Should we pair it with the Birkin bag?
Koleksi sepatu “Jane” dari Christian Louboutin hadir sebagai tribute ke ikon gaya 60’an Jane Birkin. Carrying as much je ne sais quoi as its muse, lini baru ini merupakan perwujudan dari pesona Parisian chic. Kasual namun sophisticated, sepatu di koleksi “Jane” tentunya hadir dengan sol merah khas Louboutin.
Siluet “Jane” terdiri dari dua style: Miss Jane yang merupakan almond-toe pumps dengan dua buckled strap, serta Sweet Jane dengan gaya Mary Jane yang hadir dalam variasi leather dan patent leather.
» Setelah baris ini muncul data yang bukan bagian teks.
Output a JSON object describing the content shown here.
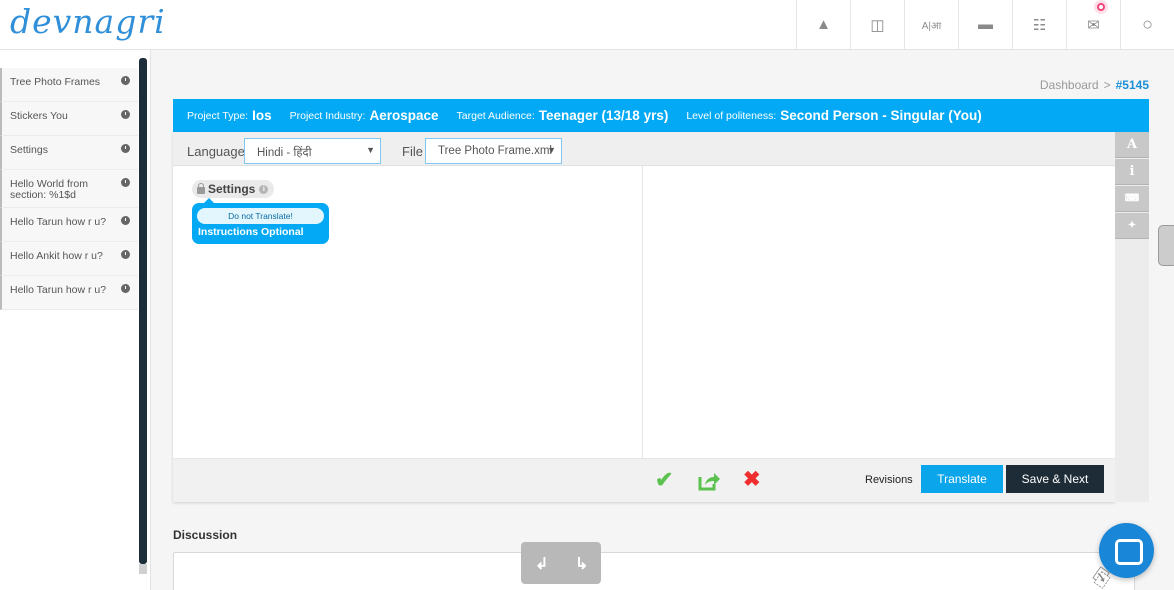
{
  "brand": {
    "logo_text": "devnagri"
  },
  "topnav": {
    "icons": [
      "user-icon",
      "columns-icon",
      "translate-icon",
      "card-icon",
      "list-icon",
      "mail-icon",
      "account-icon"
    ],
    "glyphs": [
      "▲",
      "◫",
      "A|आ",
      "▬",
      "☷",
      "✉",
      "○"
    ]
  },
  "sidebar": {
    "items": [
      {
        "label": "Tree Photo Frames"
      },
      {
        "label": "Stickers You"
      },
      {
        "label": "Settings"
      },
      {
        "label": "Hello World from section: %1$d"
      },
      {
        "label": "Hello Tarun how r u?"
      },
      {
        "label": "Hello Ankit how r u?"
      },
      {
        "label": "Hello Tarun how r u?"
      }
    ]
  },
  "breadcrumb": {
    "dashboard": "Dashboard",
    "separator": ">",
    "project": "#5145"
  },
  "project": {
    "type_label": "Project Type:",
    "type_value": "Ios",
    "industry_label": "Project Industry:",
    "industry_value": "Aerospace",
    "audience_label": "Target Audience:",
    "audience_value": "Teenager (13/18 yrs)",
    "politeness_label": "Level of politeness:",
    "politeness_value": "Second Person - Singular (You)"
  },
  "editor": {
    "language_label": "Language",
    "language_value": "Hindi - हिंदी",
    "file_label": "File",
    "file_value": "Tree Photo Frame.xml",
    "source_tag": "Settings",
    "do_not_translate": "Do not Translate!",
    "instructions": "Instructions Optional"
  },
  "actions": {
    "revisions": "Revisions",
    "translate": "Translate",
    "save_next": "Save & Next",
    "approve_glyph": "✔",
    "reject_glyph": "✖"
  },
  "tools": {
    "font_glyph": "A",
    "info_glyph": "i",
    "keyboard_glyph": "⌨",
    "compress_glyph": "✦"
  },
  "discussion": {
    "title": "Discussion",
    "undo_glyph": "↲",
    "redo_glyph": "↳",
    "attach_glyph": "⎘"
  },
  "colors": {
    "primary": "#03a9f4",
    "dark": "#1e2c37",
    "approve": "#5cc24f",
    "reject": "#ef2f2f",
    "logo": "#2f8fd8"
  }
}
Kedua model tersebut memiliki proporsi yang effortlessly feminine dan elemen elegance à la française dari rancangan Christian Louboutin. Untuk yang lebih bold, versi crystal-studded velvet dalam warna hot pink dan hitam dari kedua model ini tersedia sebagai online exclusive.
Selain hak tinggi, lower heels dan flats juga adalah bagian penting dari DNA sang Maison. Contohnya adalah sepatu flats “Love”, sebuah bagian dari koleksi pertama Louboutin di tahun 1991. Dari tahun ke tahun, sepatu “Love” telah menjadi bestseller dengan berbagai iterasi unik selama tiga dekade. Bagi sang perancang, tinggi sebuah hak bukanlah ketentuan sine qua none untuk sebuah kreasi arsitektural. Ia juga senang berkreasi dengan hak yang lebih kecil untuk permainan elegant bourgeoisie. Hal ini dapat Anda amati dari sepatu moccasins dan ballerinas yang menjadi mainstay di koleksi-koleksi Christian Louboutin.
Pada musim semi berikutnya, kreasi-kreasi dari koleksi “Jane” akan berekspansi dengan siluet-siluet baru. Terdapat So Jane Sling dengan back strap dan low-cut vamp, serta Jane mule, flat, atau heeled sandal dengan model open-toe. Semua variasi akan tersedia dalam soft nappa atau patent leather dalam palet klasik Christian Louboutin atau siluet-siluet seasonal.